Why is the Barrel Lid Getting Thin? As the tumbler barrel turns, the rocks and grit are continuously rubbing against the inside of the lid. Over time this will wear the lid thinner, and eventually a hole will develop in the center of the lid. You don't want this to happen when the barrel is on the tumbler and full of water, grit and rocks. So, each time you open the tumbler or load the barrel, you should press on the center of the lid to see if it is flexible. That signals that it is getting thin. If you can detect that the center of the lid is getting thin, replace the lid before you load the tumbler. If the lid wears through while the tumbler is running, the muddy water from the barrel can leak out and make a mess. Lids usually last through many batches of rocks.
A Rock Tumbler Story:
My father bought a small Thumler's Tumbler in the 1960s and gave it to me as a Christmas gift. I still have it, it still works great, and it has polished hundreds of batches of rocks. Now, over fifty years later, that tumbler is still in service. We use it regularly to test some of the tumbling roughs that are sold on this website.
We keep it clean and oil it regularly. In fifty years it has needed a few new belts, a few new lids, two sets of barrels, and two new motors. The service that we have received from that tumbler convinced me that it has been a durable machine that was made to last a long time.
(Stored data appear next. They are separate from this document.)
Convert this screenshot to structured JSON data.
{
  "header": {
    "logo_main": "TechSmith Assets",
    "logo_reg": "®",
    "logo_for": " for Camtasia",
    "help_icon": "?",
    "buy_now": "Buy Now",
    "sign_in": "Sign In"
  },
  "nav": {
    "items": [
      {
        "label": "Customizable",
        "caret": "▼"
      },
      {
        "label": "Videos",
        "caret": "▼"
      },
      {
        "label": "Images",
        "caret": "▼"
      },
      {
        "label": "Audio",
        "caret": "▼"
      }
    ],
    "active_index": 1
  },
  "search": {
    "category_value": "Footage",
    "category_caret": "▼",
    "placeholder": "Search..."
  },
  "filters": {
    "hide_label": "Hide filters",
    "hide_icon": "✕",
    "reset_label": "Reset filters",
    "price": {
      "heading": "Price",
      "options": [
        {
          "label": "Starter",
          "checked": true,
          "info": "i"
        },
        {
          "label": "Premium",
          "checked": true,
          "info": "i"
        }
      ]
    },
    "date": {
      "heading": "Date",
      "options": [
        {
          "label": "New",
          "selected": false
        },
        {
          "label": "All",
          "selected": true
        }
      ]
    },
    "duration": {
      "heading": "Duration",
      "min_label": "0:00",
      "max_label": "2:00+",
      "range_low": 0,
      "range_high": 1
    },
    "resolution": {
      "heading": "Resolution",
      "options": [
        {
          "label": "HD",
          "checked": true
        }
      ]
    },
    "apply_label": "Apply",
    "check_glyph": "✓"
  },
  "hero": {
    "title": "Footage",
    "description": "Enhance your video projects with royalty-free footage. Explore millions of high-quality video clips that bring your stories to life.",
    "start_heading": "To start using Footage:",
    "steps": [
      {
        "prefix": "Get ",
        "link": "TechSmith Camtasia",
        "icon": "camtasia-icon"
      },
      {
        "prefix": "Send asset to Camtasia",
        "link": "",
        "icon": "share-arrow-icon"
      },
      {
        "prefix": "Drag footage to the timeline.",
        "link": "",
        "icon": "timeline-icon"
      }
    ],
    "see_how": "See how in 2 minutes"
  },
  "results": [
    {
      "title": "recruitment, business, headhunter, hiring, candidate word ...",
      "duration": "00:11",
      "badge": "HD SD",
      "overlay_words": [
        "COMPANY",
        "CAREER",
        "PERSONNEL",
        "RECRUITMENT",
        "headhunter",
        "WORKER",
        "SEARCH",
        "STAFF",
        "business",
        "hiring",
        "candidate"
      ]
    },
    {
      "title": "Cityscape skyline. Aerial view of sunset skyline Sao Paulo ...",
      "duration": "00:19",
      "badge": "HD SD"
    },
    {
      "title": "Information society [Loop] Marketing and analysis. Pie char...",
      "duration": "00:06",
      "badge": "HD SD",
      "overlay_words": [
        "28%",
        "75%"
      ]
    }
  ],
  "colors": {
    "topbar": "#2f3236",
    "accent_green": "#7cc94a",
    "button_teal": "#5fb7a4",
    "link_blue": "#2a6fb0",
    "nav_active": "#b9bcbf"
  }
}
My father didn't realize that his gift of a tumbler would one day result in a family-owned and operated business that today employs his son, daughter, granddaughter, grandson, and daughter-in-law.
The Thumler's A-R1 and A-R2 tumblers sold on this website are almost identical to the tumblers that were sold 50 years ago. In fact, all of the replacement parts sold today still fit those original tumblers! Very few products persist so long in the marketplace without major changes. Many of our customers are using A-R1 and A-R2 tumblers with their grandchildren that they received as a gift during their own childhood.
The Thumler's MP-1 tumbler, a "beginner's" grade tumbler, was first available for sale in 2009. We bought one of those early MP-1's in 2009 and we are still using it today. It has tumbled dozens of batches of rocks and is still going strong. It still has its original barrel and it still has the original motor. You will not get that kind of service out of a "toy tumbler".